Intensive CDP therapy involves MLLB [72
]. Twelve hours per day is a sufficient duration to apply bandaging [78
]. NMLB may also significantly reduce both swelling and swelling-related symptoms [79
]. Newly developed intensive therapy regimens also involve APCDs, which offers several approaches to managing lower extremity swelling, producing a gentle, wave-like application of pressure as the chambers sequentially inflate and deflate [83
]. Of note, the new channels inflate proximally, enabling the moved fluid to be absorbed in areas such as the upper thigh, hip and lumbar region [84
]. The earlier such treatments are started, the better the effect on reducing edema.
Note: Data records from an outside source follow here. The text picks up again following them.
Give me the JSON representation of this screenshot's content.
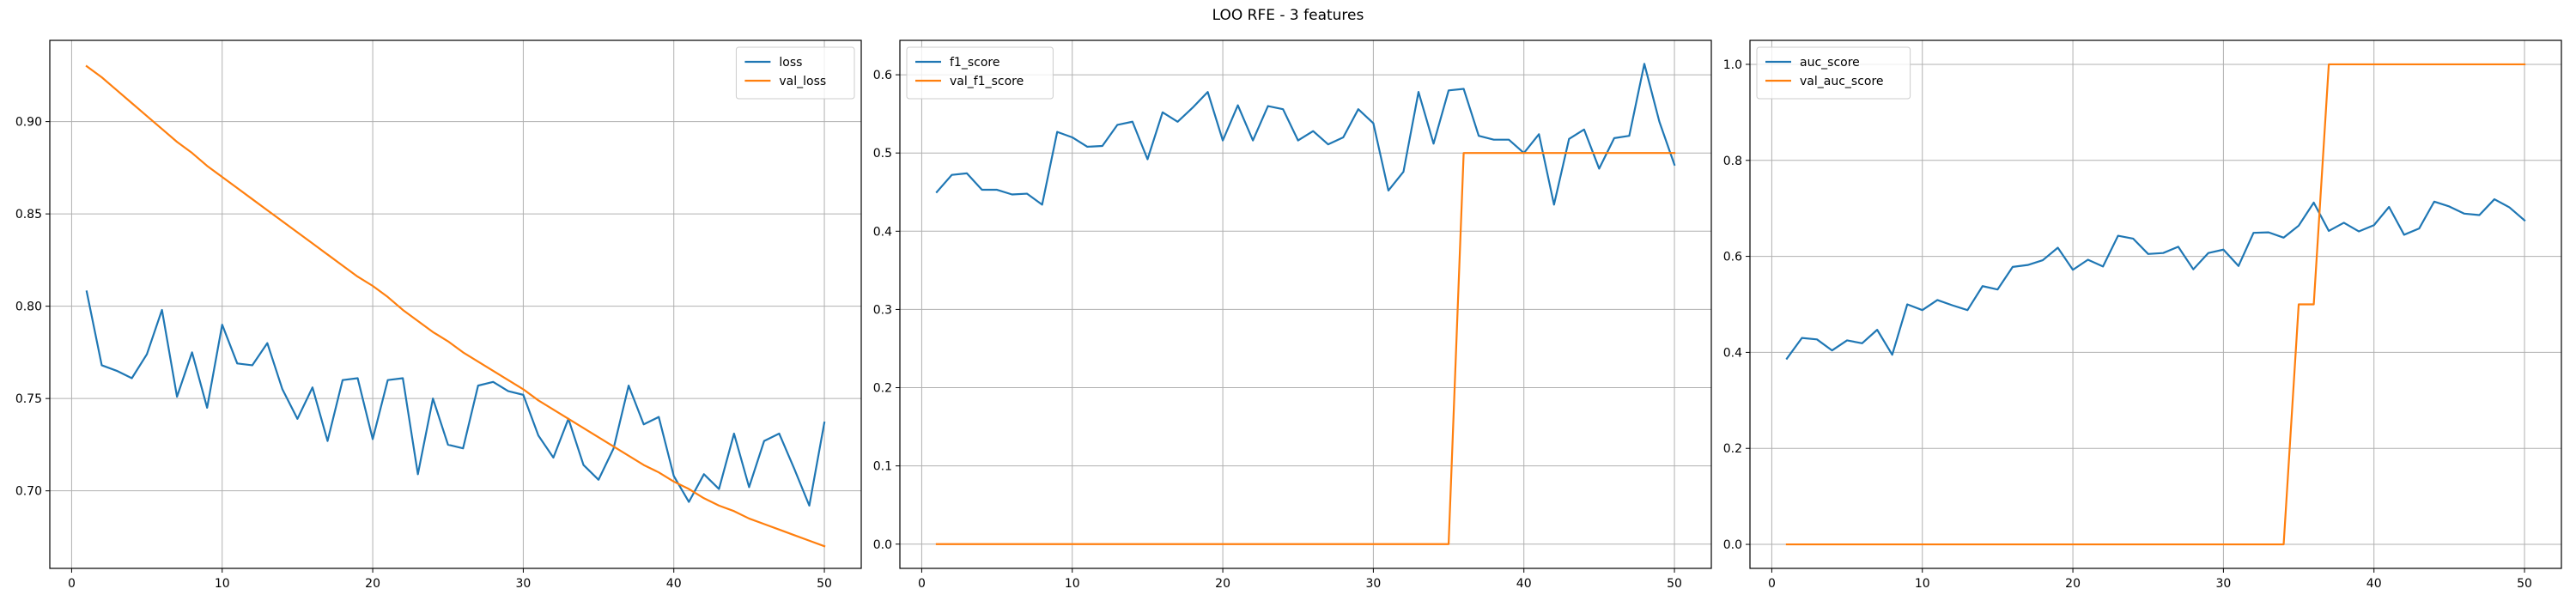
{
  "figure": {
    "title": "LOO RFE - 3 features"
  },
  "colors": {
    "series_1": "#1f77b4",
    "series_2": "#ff7f0e",
    "grid": "#b0b0b0"
  },
  "chart_data": [
    {
      "type": "line",
      "title": "",
      "xlabel": "",
      "ylabel": "",
      "xlim": [
        -1.45,
        52.45
      ],
      "ylim": [
        0.658,
        0.944
      ],
      "xticks": [
        0,
        10,
        20,
        30,
        40,
        50
      ],
      "yticks": [
        0.7,
        0.75,
        0.8,
        0.85,
        0.9
      ],
      "ytick_labels": [
        "0.70",
        "0.75",
        "0.80",
        "0.85",
        "0.90"
      ],
      "grid": true,
      "legend": "upper right",
      "x": [
        1,
        2,
        3,
        4,
        5,
        6,
        7,
        8,
        9,
        10,
        11,
        12,
        13,
        14,
        15,
        16,
        17,
        18,
        19,
        20,
        21,
        22,
        23,
        24,
        25,
        26,
        27,
        28,
        29,
        30,
        31,
        32,
        33,
        34,
        35,
        36,
        37,
        38,
        39,
        40,
        41,
        42,
        43,
        44,
        45,
        46,
        47,
        48,
        49,
        50
      ],
      "series": [
        {
          "name": "loss",
          "color": "#1f77b4",
          "values": [
            0.808,
            0.768,
            0.765,
            0.761,
            0.774,
            0.798,
            0.751,
            0.775,
            0.745,
            0.79,
            0.769,
            0.768,
            0.78,
            0.755,
            0.739,
            0.756,
            0.727,
            0.76,
            0.761,
            0.728,
            0.76,
            0.761,
            0.709,
            0.75,
            0.725,
            0.723,
            0.757,
            0.759,
            0.754,
            0.752,
            0.73,
            0.718,
            0.739,
            0.714,
            0.706,
            0.723,
            0.757,
            0.736,
            0.74,
            0.708,
            0.694,
            0.709,
            0.701,
            0.731,
            0.702,
            0.727,
            0.731,
            0.712,
            0.692,
            0.737
          ]
        },
        {
          "name": "val_loss",
          "color": "#ff7f0e",
          "values": [
            0.93,
            0.924,
            0.917,
            0.91,
            0.903,
            0.896,
            0.889,
            0.883,
            0.876,
            0.87,
            0.864,
            0.858,
            0.852,
            0.846,
            0.84,
            0.834,
            0.828,
            0.822,
            0.816,
            0.811,
            0.805,
            0.798,
            0.792,
            0.786,
            0.781,
            0.775,
            0.77,
            0.765,
            0.76,
            0.755,
            0.749,
            0.744,
            0.739,
            0.734,
            0.729,
            0.724,
            0.719,
            0.714,
            0.71,
            0.705,
            0.701,
            0.696,
            0.692,
            0.689,
            0.685,
            0.682,
            0.679,
            0.676,
            0.673,
            0.67
          ]
        }
      ]
    },
    {
      "type": "line",
      "title": "",
      "xlabel": "",
      "ylabel": "",
      "xlim": [
        -1.45,
        52.45
      ],
      "ylim": [
        -0.031,
        0.644
      ],
      "xticks": [
        0,
        10,
        20,
        30,
        40,
        50
      ],
      "yticks": [
        0.0,
        0.1,
        0.2,
        0.3,
        0.4,
        0.5,
        0.6
      ],
      "ytick_labels": [
        "0.0",
        "0.1",
        "0.2",
        "0.3",
        "0.4",
        "0.5",
        "0.6"
      ],
      "grid": true,
      "legend": "upper left",
      "x": [
        1,
        2,
        3,
        4,
        5,
        6,
        7,
        8,
        9,
        10,
        11,
        12,
        13,
        14,
        15,
        16,
        17,
        18,
        19,
        20,
        21,
        22,
        23,
        24,
        25,
        26,
        27,
        28,
        29,
        30,
        31,
        32,
        33,
        34,
        35,
        36,
        37,
        38,
        39,
        40,
        41,
        42,
        43,
        44,
        45,
        46,
        47,
        48,
        49,
        50
      ],
      "series": [
        {
          "name": "f1_score",
          "color": "#1f77b4",
          "values": [
            0.45,
            0.472,
            0.474,
            0.453,
            0.453,
            0.447,
            0.448,
            0.434,
            0.527,
            0.52,
            0.508,
            0.509,
            0.536,
            0.54,
            0.492,
            0.552,
            0.54,
            0.558,
            0.578,
            0.516,
            0.561,
            0.516,
            0.56,
            0.556,
            0.516,
            0.528,
            0.511,
            0.52,
            0.556,
            0.538,
            0.452,
            0.476,
            0.578,
            0.512,
            0.58,
            0.582,
            0.522,
            0.517,
            0.517,
            0.5,
            0.524,
            0.434,
            0.518,
            0.53,
            0.48,
            0.519,
            0.522,
            0.614,
            0.54,
            0.485
          ]
        },
        {
          "name": "val_f1_score",
          "color": "#ff7f0e",
          "values": [
            0,
            0,
            0,
            0,
            0,
            0,
            0,
            0,
            0,
            0,
            0,
            0,
            0,
            0,
            0,
            0,
            0,
            0,
            0,
            0,
            0,
            0,
            0,
            0,
            0,
            0,
            0,
            0,
            0,
            0,
            0,
            0,
            0,
            0,
            0,
            0.5,
            0.5,
            0.5,
            0.5,
            0.5,
            0.5,
            0.5,
            0.5,
            0.5,
            0.5,
            0.5,
            0.5,
            0.5,
            0.5,
            0.5
          ]
        }
      ]
    },
    {
      "type": "line",
      "title": "",
      "xlabel": "",
      "ylabel": "",
      "xlim": [
        -1.45,
        52.45
      ],
      "ylim": [
        -0.05,
        1.05
      ],
      "xticks": [
        0,
        10,
        20,
        30,
        40,
        50
      ],
      "yticks": [
        0.0,
        0.2,
        0.4,
        0.6,
        0.8,
        1.0
      ],
      "ytick_labels": [
        "0.0",
        "0.2",
        "0.4",
        "0.6",
        "0.8",
        "1.0"
      ],
      "grid": true,
      "legend": "upper left",
      "x": [
        1,
        2,
        3,
        4,
        5,
        6,
        7,
        8,
        9,
        10,
        11,
        12,
        13,
        14,
        15,
        16,
        17,
        18,
        19,
        20,
        21,
        22,
        23,
        24,
        25,
        26,
        27,
        28,
        29,
        30,
        31,
        32,
        33,
        34,
        35,
        36,
        37,
        38,
        39,
        40,
        41,
        42,
        43,
        44,
        45,
        46,
        47,
        48,
        49,
        50
      ],
      "series": [
        {
          "name": "auc_score",
          "color": "#1f77b4",
          "values": [
            0.387,
            0.43,
            0.427,
            0.404,
            0.425,
            0.419,
            0.447,
            0.395,
            0.5,
            0.488,
            0.509,
            0.498,
            0.488,
            0.538,
            0.531,
            0.578,
            0.582,
            0.592,
            0.618,
            0.572,
            0.593,
            0.579,
            0.643,
            0.637,
            0.605,
            0.607,
            0.62,
            0.573,
            0.607,
            0.614,
            0.58,
            0.649,
            0.65,
            0.639,
            0.664,
            0.712,
            0.653,
            0.67,
            0.652,
            0.665,
            0.703,
            0.645,
            0.658,
            0.714,
            0.704,
            0.689,
            0.686,
            0.719,
            0.702,
            0.675
          ]
        },
        {
          "name": "val_auc_score",
          "color": "#ff7f0e",
          "values": [
            0,
            0,
            0,
            0,
            0,
            0,
            0,
            0,
            0,
            0,
            0,
            0,
            0,
            0,
            0,
            0,
            0,
            0,
            0,
            0,
            0,
            0,
            0,
            0,
            0,
            0,
            0,
            0,
            0,
            0,
            0,
            0,
            0,
            0,
            0.5,
            0.5,
            1,
            1,
            1,
            1,
            1,
            1,
            1,
            1,
            1,
            1,
            1,
            1,
            1,
            1
          ]
        }
      ]
    }
  ]
}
LVA procedures for stages 1–2 patients have been developed in recent years. Regarding its indication, this microsurgical procedure may be considered for patients who are refractory to conservative treatment. LVA can be performed if some portions of the peripheral collecting lymphatics remain patent and partially drain tissue edema fluid [92
]. Lymphatic obstruction is more likely with LVEEA than with LVSEA. Therefore, when LVA is performed, LVSEA is principally recommended [95
At stage 2-3, VLNT is useful for lymphedema treatment [100
]. VLNT is thought that transplanted lymph nodes reduce lymphedema by venous shunting and stimulating lymphangiogenesis [100
]. In cases of lymphatic elephantiasis, liposuction or surgical excision is performed to reduce the excess limb volume. LVA and VLNT are said to prevent fluid reaccumulation and reduce the need for compression garment use after liposuction has removed the solid component of the lymphedema [112
]. Regarding surgical excision, the combination of the modified Charles procedure with vascularized transfer of the lymph node flap is effective [115
These ingenious approaches can reduce leg swelling and pain and maintain the QOL of afflicted patients. However, such techniques are limited as treatments because they cannot cure lymphedema completely. Thus, the most important point is preventing the occurrence of secondary lymphedema altogether. After gynecologic cancer surgery or radiation therapy, patients must diligently conduct skin care, weight control, gentle limb exercises, avoidance of the sun and heat and elevation of the affected leg in order to prevent the start of abnormal leg lymph flow [119
]. Furthermore, to prevent lymphedema, the American Cancer Society also suggests that patients ‘Get regular medical check-ups,’ ‘Report any changes to your doctor,’ ‘Try to get and/or stay at a healthy weight,’ ‘Do exercise (Using your muscle also helps the lymph fluid drain like it should,)’ ‘Try to avoid infections, burns, and injuries,’ ‘Try to avoid constriction of the leg,’ ‘Be aware of cellulitis,’ and ‘wear compression garments on long or frequent air travel’ [120
Using preventive methods, we must prevent progression to lymphedema. The above-mentioned risk-reducing behaviors should help to reduce the production of lymph, which is directly proportional to the blood flow, and minimize blockage of lymph transport means [121
]. Sun, heat, infections and injuries increase blood flow and thus lymph production in the leg, while sitting for long periods and compression garments may result in obstruction to lymph flow [121
The duration of the stage 0 (or 1a) period, which refers to a latent or subclinical condition, is thought to be months or years [37
]. The average time from gynecologic cancer treatment to the development of symptomatic lymphedema was reported to be 4.75 years [123
]. After that, the condition progresses to advanced stages over time. Patients and physician need to be aware of this potential long-term iatrogenic complication in order to avoid a delay in the diagnosis and administration of therapy.
Medical teams should be concerned with not only curing gynecologic cancer cures but also preventing and managing side effects as early as possible. We should instruct our teams on preventive methods more carefully and eagerly.